Best Practices for Holding Your Hotel Linen Service Accountable

hotel-linen-service-accountability-201603-edited.jpgYour relationship with your hotel linen service should be a partnership, and a key element of a successful collaboration is accountability. Your service contract should set clear expectations for what they’ll provide, and when things are going well, that contract alone can be enough.

But what happens when something goes awry? If your contract or subsequent conversations don’t clarify what your options are for resolution, you’re more likely to feel frustrated and less likely to feel like you’re taking advantage of all of the benefits of outsourcing.

With that in mind, here are some best practices for holding your hotel linen service accountable.

If You Don’t Already Have a Scale, Ask for One

As we’ve mentioned before when talking about how not to get overcharged by your hotel laundry service, you should be able to track exactly how many dirty pounds you send to be laundered during pickups, as well as how many clean pounds you get back on delivery. 

If your laundry vendor doesn’t provide you with an accurately calibrated scale, ask for one. They should also have a weight-monitoring system at their facility to track how much your laundry weighs at each stage of the process to make sure nothing is missing.

Take a Tour of the Laundry Facility

If your linens are coming back stained or damaged and your staff suspects that it’s happening at your laundry service’s plant, the best way to get to the bottom of the problem is to see for yourself.

Follow your linens to the facility or meet them there and monitor the sorting, washing, drying, ironing and folding. You may discover that those stubborn smudges that were attributed to greasy commercial laundry equipment at the plant are really happening because your staff is using your comfy towels for cleaning at your hotel.

Seeing is believing, and you’d be surprised what mysteries can be solved with a laundry facility tour. You’ll be able to watch the sorting process as well as inspect the equipment being used. 

Hold Up Your End of the Bargain

Your hotel linen service has responsibilities to make your partnership a smooth one, of course, and so do you and your staff.

Say, based on your plant tour, you discover your staff is using your towels for cleaning.  Now that you’ve identified the problem, you’re empowered to solve it.
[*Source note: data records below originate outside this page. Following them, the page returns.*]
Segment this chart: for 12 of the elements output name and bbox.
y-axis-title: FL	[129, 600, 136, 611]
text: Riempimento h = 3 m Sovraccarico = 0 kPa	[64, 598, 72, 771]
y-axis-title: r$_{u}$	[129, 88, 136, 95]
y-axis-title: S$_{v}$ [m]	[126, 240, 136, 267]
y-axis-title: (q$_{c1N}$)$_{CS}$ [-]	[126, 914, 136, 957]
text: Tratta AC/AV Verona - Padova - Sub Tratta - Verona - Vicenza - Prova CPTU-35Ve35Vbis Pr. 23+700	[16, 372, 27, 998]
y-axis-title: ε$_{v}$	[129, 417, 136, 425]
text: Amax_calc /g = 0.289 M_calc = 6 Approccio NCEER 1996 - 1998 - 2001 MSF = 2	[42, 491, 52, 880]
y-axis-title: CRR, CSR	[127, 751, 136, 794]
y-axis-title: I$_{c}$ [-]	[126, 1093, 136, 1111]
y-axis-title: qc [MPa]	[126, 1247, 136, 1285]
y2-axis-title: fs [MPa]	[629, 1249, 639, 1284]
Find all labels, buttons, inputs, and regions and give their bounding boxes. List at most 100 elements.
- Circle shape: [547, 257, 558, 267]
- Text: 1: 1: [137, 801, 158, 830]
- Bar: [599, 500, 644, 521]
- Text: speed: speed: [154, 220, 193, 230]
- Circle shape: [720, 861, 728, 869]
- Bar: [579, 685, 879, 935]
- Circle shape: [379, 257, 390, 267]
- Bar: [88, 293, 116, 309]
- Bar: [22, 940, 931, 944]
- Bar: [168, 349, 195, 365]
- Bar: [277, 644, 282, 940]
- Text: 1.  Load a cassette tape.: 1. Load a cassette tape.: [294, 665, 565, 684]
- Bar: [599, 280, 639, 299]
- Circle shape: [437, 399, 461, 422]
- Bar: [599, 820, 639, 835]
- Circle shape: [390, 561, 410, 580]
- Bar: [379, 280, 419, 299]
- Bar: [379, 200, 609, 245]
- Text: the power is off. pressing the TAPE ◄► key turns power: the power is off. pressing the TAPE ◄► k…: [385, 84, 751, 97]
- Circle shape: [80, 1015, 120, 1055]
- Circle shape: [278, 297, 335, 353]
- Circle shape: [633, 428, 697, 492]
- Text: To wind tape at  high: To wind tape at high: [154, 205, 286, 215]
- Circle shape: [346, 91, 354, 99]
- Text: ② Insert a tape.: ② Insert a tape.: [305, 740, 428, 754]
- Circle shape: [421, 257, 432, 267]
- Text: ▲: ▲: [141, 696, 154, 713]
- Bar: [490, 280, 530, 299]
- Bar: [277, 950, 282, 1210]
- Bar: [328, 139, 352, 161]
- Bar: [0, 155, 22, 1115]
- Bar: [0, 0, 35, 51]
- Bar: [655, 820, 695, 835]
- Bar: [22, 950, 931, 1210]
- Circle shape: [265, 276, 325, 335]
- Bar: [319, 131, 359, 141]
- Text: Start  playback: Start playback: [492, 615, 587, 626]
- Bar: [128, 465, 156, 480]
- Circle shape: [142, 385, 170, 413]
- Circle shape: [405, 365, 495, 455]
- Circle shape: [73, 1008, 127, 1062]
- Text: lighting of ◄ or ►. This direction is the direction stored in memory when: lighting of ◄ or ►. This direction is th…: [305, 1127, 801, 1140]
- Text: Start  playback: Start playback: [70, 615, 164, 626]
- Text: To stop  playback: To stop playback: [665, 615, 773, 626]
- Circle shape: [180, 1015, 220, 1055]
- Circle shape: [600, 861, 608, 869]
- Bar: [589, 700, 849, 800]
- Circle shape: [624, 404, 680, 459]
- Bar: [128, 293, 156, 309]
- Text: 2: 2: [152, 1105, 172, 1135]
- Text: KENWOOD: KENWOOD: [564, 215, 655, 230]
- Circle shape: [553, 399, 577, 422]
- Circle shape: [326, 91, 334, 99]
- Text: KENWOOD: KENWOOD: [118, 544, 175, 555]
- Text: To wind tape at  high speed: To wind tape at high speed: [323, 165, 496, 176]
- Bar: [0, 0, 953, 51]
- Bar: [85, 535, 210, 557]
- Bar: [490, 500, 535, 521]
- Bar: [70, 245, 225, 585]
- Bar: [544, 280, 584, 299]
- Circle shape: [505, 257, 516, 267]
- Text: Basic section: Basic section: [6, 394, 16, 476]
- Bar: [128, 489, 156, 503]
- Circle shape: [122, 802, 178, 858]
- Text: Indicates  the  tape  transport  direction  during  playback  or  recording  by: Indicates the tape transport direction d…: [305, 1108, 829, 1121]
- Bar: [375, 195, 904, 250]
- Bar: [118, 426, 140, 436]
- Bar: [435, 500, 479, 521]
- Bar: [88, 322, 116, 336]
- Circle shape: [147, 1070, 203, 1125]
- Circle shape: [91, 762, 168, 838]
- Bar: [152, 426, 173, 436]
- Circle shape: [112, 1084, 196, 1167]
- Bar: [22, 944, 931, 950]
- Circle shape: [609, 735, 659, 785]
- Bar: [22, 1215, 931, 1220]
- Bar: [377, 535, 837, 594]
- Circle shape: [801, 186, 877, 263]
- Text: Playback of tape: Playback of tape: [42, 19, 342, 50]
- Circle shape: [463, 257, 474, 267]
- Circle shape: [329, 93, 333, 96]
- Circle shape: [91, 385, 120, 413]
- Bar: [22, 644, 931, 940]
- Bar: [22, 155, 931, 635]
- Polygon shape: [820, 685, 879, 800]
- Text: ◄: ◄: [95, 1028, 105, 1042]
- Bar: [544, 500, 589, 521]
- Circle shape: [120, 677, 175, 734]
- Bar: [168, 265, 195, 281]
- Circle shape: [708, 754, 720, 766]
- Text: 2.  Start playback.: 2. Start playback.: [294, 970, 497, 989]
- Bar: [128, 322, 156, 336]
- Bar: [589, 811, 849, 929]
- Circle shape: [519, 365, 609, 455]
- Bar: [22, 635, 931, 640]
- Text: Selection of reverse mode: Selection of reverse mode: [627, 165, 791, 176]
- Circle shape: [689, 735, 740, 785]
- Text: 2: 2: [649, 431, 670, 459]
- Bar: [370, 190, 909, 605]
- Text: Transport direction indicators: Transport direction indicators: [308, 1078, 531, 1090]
The best solution is to start a robust rag program, yesterday. Provide your staff with an ample supply of eco-friendly or ecologically minded cleaning rags, and they won’t turn to your expensive towels and linens. Since your staff already finds your towels effective, take some worn ones out of circulation and cut them into rags.

Providing cleaning products goes for guests, too. Having a coffee machine in your guest rooms or room service that brings red wine is a great perk, but accidents happen. And if you don’t provide cleaning rags or paper towels in rooms, guests, too, will turn to your towels to mop up messes.

Schedule Regular Meetings Between Your Vendor and Your Staff

Ideally, a service representative from your laundry vendor is onsite every week to check in. While you don’t need all relevant staff in each of those meetings, setting up a regular cadence of gatherings gives everyone a chance to talk about issues, ask and answer questions and build a relationship.

The more comfortable your staff members are with your service rep, the more likely they are to bring up issues quickly so they don’t snowball.

Embracing some of these accountability best practices will not only help strengthen your relationship with your hotel linen service, they’ll help you maximize your investment in outsourcing.